My body heaves, loaded with all the things I haven’t said yet and the weight of the things I have. I half expect her to whip a chancla out of thin air and throw it at me like every Latina matriarch, but Mami stays quiet, stunned. Staring down at me with something in her eyes that I can’t read. Something far worse than disappointment.
“Don’t ever speak to me that way again. I’m your mother,” she spits, literally, and points a pink fingernail at me.
Common sense tells me to play nice and beg for forgiveness. I can’t take back what I’ve already said, but I can stop myself from saying anything else I regret. But I don’t, I just let out another bitter, hollow laugh. “Yeah, well, it definitely doesn’t feel like you are anymore.”
I regret it the second the words leave my mouth, my shoulders hunching forward as if to snatch them back and swallow them down.

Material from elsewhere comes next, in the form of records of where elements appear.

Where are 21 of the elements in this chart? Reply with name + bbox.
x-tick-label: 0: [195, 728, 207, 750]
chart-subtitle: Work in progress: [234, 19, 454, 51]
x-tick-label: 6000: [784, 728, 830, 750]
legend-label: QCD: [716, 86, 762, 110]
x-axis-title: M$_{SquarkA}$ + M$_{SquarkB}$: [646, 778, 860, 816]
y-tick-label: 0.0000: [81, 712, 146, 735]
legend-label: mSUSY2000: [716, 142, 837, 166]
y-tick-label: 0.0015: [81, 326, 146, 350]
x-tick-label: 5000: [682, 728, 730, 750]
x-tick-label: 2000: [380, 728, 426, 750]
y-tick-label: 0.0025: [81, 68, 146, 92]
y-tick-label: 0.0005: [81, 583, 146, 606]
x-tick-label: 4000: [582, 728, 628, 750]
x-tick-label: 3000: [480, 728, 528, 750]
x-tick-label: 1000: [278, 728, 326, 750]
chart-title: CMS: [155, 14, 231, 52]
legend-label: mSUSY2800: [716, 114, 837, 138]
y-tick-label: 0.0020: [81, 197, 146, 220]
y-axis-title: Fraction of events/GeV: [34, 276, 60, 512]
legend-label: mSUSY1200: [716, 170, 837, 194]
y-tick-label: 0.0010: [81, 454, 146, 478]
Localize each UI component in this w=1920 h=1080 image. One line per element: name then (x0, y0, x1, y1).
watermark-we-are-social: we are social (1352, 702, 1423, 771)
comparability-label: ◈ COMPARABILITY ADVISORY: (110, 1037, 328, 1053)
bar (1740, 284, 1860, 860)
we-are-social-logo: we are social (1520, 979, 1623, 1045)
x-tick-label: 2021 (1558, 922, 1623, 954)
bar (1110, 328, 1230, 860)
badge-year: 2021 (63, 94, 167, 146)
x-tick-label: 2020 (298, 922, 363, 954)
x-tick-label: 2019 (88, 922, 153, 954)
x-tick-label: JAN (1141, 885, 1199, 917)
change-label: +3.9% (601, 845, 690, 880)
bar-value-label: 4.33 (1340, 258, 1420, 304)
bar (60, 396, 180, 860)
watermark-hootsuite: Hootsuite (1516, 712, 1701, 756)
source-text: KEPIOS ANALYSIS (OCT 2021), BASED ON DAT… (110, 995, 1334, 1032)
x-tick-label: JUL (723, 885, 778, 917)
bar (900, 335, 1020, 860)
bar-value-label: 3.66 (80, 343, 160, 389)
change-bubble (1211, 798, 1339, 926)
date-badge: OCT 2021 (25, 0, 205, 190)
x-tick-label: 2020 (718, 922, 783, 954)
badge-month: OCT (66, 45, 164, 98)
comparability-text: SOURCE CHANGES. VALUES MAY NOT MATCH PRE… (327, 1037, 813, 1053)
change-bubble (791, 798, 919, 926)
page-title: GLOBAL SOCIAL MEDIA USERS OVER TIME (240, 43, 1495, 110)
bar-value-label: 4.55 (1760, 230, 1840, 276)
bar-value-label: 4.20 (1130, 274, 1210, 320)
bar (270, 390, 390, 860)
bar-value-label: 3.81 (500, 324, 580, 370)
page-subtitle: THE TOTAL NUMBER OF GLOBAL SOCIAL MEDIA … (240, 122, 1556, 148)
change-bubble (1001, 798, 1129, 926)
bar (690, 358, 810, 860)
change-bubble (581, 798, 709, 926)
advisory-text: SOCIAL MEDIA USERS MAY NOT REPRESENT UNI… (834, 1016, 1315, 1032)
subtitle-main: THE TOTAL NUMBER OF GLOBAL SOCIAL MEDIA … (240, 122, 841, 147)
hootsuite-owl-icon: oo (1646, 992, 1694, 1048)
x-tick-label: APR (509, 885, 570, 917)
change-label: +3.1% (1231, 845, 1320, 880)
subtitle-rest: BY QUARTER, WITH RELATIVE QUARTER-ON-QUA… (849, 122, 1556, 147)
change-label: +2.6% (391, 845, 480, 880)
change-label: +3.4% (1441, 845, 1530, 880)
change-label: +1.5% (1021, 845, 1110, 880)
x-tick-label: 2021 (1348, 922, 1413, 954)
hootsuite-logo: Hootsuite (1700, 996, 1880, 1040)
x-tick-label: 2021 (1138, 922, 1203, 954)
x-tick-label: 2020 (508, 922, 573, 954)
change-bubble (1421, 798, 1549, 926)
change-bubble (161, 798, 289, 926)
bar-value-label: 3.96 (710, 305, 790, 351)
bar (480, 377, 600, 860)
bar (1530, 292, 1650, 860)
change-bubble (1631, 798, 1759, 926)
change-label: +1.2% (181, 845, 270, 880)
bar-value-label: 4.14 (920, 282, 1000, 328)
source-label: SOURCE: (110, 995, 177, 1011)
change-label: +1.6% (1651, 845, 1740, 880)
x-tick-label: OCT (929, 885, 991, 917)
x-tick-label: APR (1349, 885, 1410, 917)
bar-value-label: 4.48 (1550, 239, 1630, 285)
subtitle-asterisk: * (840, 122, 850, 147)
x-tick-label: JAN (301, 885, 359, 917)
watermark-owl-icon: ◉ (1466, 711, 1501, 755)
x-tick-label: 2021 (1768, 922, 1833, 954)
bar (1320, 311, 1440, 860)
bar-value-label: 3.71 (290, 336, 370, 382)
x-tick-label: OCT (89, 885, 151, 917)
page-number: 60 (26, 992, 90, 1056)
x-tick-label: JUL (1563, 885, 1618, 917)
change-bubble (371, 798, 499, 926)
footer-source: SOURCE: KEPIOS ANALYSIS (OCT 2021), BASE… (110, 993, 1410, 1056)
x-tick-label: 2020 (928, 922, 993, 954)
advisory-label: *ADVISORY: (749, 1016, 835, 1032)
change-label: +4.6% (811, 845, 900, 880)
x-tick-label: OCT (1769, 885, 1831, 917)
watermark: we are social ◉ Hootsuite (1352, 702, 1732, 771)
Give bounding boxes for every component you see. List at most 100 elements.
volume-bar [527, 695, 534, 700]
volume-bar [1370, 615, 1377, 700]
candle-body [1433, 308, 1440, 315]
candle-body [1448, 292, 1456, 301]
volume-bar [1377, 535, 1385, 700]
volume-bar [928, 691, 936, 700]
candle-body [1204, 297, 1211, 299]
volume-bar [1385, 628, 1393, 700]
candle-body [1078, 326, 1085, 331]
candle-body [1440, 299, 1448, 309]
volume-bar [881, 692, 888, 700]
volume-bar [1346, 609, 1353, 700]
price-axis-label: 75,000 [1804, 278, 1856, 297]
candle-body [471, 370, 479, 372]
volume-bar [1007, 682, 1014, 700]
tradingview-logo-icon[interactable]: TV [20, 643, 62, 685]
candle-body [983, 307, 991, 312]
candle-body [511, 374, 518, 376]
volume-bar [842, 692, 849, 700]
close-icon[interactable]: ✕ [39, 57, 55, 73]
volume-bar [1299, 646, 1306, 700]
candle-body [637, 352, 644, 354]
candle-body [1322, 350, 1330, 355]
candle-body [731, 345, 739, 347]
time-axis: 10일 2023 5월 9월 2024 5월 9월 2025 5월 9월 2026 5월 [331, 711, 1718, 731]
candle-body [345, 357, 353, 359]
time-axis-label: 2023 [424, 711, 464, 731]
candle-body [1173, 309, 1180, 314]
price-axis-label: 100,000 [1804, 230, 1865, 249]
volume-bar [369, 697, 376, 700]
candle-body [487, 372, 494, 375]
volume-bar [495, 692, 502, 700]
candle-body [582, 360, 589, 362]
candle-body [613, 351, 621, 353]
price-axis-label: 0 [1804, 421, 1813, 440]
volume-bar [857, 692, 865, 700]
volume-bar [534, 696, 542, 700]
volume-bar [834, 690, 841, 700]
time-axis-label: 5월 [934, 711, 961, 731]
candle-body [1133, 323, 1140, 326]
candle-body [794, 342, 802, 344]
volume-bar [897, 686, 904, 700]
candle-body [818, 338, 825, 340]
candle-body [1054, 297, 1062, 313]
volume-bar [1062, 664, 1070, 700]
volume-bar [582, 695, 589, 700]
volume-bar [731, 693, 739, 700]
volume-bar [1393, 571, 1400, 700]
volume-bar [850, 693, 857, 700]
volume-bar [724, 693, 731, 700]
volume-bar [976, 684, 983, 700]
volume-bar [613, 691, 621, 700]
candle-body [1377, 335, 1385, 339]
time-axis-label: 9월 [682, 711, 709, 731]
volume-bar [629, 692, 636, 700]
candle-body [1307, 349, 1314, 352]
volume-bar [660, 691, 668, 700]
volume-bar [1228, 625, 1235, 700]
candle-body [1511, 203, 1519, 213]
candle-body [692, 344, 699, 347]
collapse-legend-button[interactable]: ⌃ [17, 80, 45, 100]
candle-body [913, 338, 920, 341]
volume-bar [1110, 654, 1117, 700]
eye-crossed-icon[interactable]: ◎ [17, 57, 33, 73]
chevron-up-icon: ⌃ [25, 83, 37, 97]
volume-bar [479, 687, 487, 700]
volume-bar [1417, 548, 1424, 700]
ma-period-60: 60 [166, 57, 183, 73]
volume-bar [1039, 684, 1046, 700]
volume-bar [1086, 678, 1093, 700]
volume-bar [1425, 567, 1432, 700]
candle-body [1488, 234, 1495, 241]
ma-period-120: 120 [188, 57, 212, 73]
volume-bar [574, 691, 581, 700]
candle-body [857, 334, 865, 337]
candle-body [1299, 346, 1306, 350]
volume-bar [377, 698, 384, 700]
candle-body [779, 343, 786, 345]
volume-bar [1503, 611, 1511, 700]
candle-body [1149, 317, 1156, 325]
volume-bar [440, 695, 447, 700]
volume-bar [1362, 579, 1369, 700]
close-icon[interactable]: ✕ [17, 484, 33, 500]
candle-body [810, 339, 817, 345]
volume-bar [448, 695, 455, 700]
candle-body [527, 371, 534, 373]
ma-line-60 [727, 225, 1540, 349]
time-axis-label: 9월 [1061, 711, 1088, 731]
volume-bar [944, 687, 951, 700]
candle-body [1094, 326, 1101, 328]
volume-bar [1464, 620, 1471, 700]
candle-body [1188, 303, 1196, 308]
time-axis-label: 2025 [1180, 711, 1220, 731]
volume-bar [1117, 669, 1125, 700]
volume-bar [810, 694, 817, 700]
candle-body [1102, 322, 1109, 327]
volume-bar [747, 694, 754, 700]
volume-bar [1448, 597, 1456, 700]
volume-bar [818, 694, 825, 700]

But it’s too late, they’ve left their mark on Mami like a slap across the cheek.
And the worst part is, a part of me likes it.
“You get back here right now!” Mami shouts at me when I turn on my heel and head for my room. I don’t stop. I just need to close the door and she’ll leave me alone. I don’t even process the squeak of her sneakers against the floor until she grabs me by the arm and whips me around. “You don’t walk away when I’m speaking to you!”
“No!” I wrench my arm out of her grip. Tears cloud the shape of her, but I can picture her clearly. Red in the face, wavy flyaway hairs breaking free from her bun, her lips slightly parted like she’s going to break out into a scream. “You don’t get to decide you want to bail on being a parent five nights a week! That’s not how this works. It’s not a part-time job.”
“Enough!” she shouts so loud her voice makes the ceiling lamp rattle. “You don’t understand what it’s been like for me since your father left. How lonely it’s been.”
“He left me too!” The tears fall freely now, streaming down my cheeks, clinging to my chin. “And I always thought things were fine because I still had you. But these days it feels like you can’t wait to leave me too.”
With that, I close the last of the distance between me and my room and slam the door with all of the anger I have left.